Dual-energy computed tomography (DECT) is an imaging technique that detects monosodium urate (MSU) deposits. This study aimed to assess the clinical utility of DECT in the diagnosis of gout. A total of 120 patients with clinical suspicion of gout who underwent DECT were retrospectively enrolled. The sensitivity and specificity of DECT alone, American College of Rheumatology (ACR)/European Alliance of Associations for Rheumatology (EULAR) classification criteria without DECT, and ACR/EULAR criteria with DECT were assessed. Additionally, an analysis of gout risk factors was performed. When artifacts were excluded, any MSU volume provided the best diagnostic value of DECT (AUC = 0.872, 95% CI 0.806−0.938). DECT alone had a sensitivity of 90.4% and specificity of 74.5%. Although ACR/EULAR criteria without DECT provided better diagnostic accuracy than DECT alone (AUC = 0.926, 95% CI 0.878−0.974), the best value was obtained when combing both (AUC = 0.957, 95% CI 0.924−0.991), with 100% sensitivity and 76.6% specificity. In univariate analysis, risk factors for gout were male sex, presence of tophi, presence of MSU deposits on DECT, increased uric acid in serum (each p < 0.001), and decreased glomerular filtration rate (GFR) (p = 0.029). After logistic regression, only increased serum uric acid (p = 0.034) and decreased GFR (p = 0.018) remained independent risk factors for gout. Our results suggest that DECT significantly increases the sensitivity of the ACR/EULAR criteria in the diagnosis of gout.

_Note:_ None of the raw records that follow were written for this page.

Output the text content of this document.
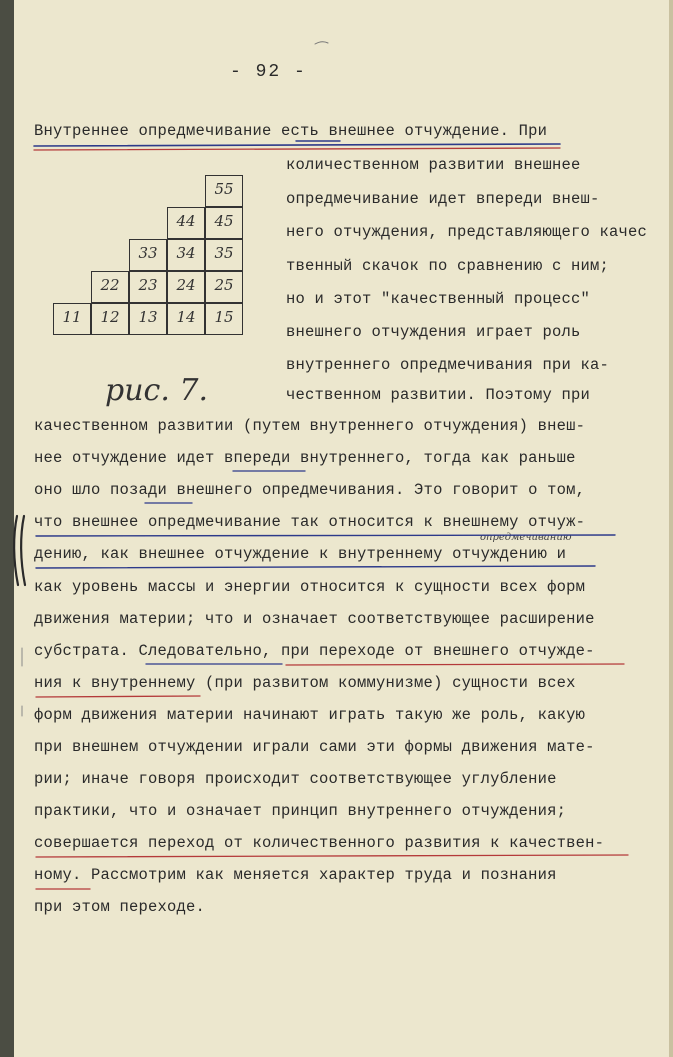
- 92 -
рис. 7.
Внутреннее опредмечивание есть внешнее отчуждение. При
количественном развитии внешнее
опредмечивание идет впереди внеш-
него отчуждения, представляющего качес
твенный скачок по сравнению с ним;
но и этот "качественный процесс"
внешнего отчуждения играет роль
внутреннего опредмечивания при ка-
чественном развитии. Поэтому при
качественном развитии (путем внутреннего отчуждения) внеш-
нее отчуждение идет впереди внутреннего, тогда как раньше
оно шло позади внешнего опредмечивания. Это говорит о том,
что внешнее опредмечивание так относится к внешнему отчуж-
опредмечиванию
дению, как внешнее отчуждение к внутреннему отчуждению и
как уровень массы и энергии относится к сущности всех форм
движения материи; что и означает соответствующее расширение
субстрата. Следовательно, при переходе от внешнего отчужде-
ния к внутреннему (при развитом коммунизме) сущности всех
форм движения материи начинают играть такую же роль, какую
при внешнем отчуждении играли сами эти формы движения мате-
рии; иначе говоря происходит соответствующее углубление
практики, что и означает принцип внутреннего отчуждения;
совершается переход от количественного развития к качествен-
ному. Рассмотрим как меняется характер труда и познания
при этом переходе.
55
44	45
33	34	35
22	23	24	25
11	12	13	14	15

双能计算机断层扫描(DECT)是一种检测尿酸钠(MSU)沉积的成像技术。本研究旨在评估DECT在痛风诊断中的临床应用价值。回顾性纳入了120例临床怀疑痛风且接受了DECT检查的患者。评估了单纯DECT、未使用DECT的美国风湿病学会(ACR)/欧洲风湿病联盟(EULAR)分类标准以及使用DECT的ACR/EULAR标准的敏感性和特异性。此外,还进行了痛风危险因素分析。排除伪影后,任何MSU体积的DECT诊断价值最佳(AUC = 0.872,95%CI 0.806−0.938)。单纯DECT的敏感性为90.4%,特异性为74.5%。虽然未使用DECT的ACR/EULAR标准比单纯DECT具有更高的诊断准确性(AUC = 0.926,95%CI 0.878−0.974),但两者结合时诊断价值最佳(AUC = 0.957,95%CI 0.924−0.991),敏感性为100%,特异性为76.6%。单因素分析中,痛风的危险因素包括男性、有痛风石、DECT显示有MSU沉积、血清尿酸升高(各p < 0.001)以及肾小球滤过率(GFR)降低(p = 0.029)。经逻辑回归分析后,仅血清尿酸升高(p = 0.034)和GFR降低(p = 0.018)仍是痛风的独立危险因素。我们的结果表明,DECT显著提高了ACR/EULAR标准在痛风诊断中的敏感性。